Sendika bürokrasisinin iflası
1 Mayıs 2007, sendika bürokrasisinin bir bütün olarak iflas ettiğini de gözler önüne sermiştir. Onun İslamcı kanadının (Hak – İş) “İstanbul dışı“na –gerçekte ise 1 Mayıs’tan- kaçması; sarı sendikacılığın bu ülkedeki has temsilcisi olan Türk – İş’in de Kadıköy’de ayrı miting düzenlemesi, kuşkusuz, onların işçi sınıfı düşmanı karakterlerini bütün çıplaklığıyla gözler önüne serdi.

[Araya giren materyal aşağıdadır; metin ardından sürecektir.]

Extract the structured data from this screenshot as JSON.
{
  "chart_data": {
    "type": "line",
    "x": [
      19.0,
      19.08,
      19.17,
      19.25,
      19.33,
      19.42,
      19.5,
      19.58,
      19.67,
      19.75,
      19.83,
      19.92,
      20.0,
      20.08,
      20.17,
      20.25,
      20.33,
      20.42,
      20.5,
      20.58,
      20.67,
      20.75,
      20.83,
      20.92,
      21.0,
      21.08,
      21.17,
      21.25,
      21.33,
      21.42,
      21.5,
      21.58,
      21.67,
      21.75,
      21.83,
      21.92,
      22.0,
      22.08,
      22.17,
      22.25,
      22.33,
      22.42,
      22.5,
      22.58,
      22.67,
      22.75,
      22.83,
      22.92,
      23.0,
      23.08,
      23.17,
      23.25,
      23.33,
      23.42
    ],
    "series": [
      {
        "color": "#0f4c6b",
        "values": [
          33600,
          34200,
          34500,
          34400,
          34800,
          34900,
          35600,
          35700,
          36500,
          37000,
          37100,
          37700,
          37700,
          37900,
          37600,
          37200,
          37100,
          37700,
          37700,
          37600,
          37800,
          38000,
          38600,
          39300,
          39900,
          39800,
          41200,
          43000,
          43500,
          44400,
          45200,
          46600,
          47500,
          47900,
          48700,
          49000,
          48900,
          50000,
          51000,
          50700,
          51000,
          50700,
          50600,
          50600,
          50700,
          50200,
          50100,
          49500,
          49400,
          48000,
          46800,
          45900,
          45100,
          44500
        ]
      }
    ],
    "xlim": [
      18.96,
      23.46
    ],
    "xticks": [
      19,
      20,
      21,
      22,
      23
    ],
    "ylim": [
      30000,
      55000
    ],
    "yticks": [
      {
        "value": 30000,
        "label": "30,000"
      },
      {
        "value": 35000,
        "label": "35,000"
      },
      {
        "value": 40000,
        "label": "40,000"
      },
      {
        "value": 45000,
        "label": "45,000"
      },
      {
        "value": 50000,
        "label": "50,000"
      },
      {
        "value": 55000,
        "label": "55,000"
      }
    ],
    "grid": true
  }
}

Ancak, sendika bürokrasisinin kendisini “sol“ hatta “sosyalist“ kanadı olarak pazarlamaya çalışan DİSK ile –kardeşi- KESK bürokratlarının Taksim 1 Mayıs Alanı’na çıkması kimseyi yanıltmamalı. Onların 1 Mayıs’ı 1 Mayıs Alanı’nda kutlama çağrısı yapması ve kısa bir gözaltı sonrasında polis eşliğinde oraya gelmesi, son derece ucuz bir senaryodur. Geniş emekçi kitlelerin AKP hükümetinden hızla kopması gerçeği karşısında, kendisini yükselmeye başlayan işçi – gençlik muhalefetine pazarlamaya çalışan DİSK – KESK bürokratları yalnızca günü kurtarma hesabı içindedir.
Onlar, kendi iradeleri dışında 1 Mayıs Alanı’na gelmiş olan sosyalistlerin sırtından pirim yapmaya çalışıyorlar. Bunun en açık kanıtı, tek bir fabrikayı ya da işyerini bile örgütlü biçimde 1 Mayıs Alanı’na sokmamış olmaları; başta diğer illerden gelenler ve kamu çalışanları olmak üzere çok sayıda emekçiyi de “örgütlü katılım“ maskesi altında, İstanbul girişlerinde ya da Taksim’e kilometrelerce uzakta polise teslim etmeleridir. DİSK – KESK bürokratlarının 1 Mayıs Alanı’na yürümek üzere toplanma yeri olarak Dolmabahçe’yi seçmiş olmaları, onların asıl amacının emekçilerin ve gençliğin kitlesel biçimde Taksim’e girmesini istemediklerinin kanıtıdır (Dolmabahçe’yi bilenler, buranın toplanma yeri olarak seçilmesinin başka hiç bir anlama gelmediğini kolayca anlarlar). Özetle, DİSK – KESK bürokrasisi, gerçekte, geçtiğimiz yıllarda yaptıkları “Kazancı Yokuşu’na karanfil bırakma eylemi“ni yinelemekten başka bir şey yapmamıştır.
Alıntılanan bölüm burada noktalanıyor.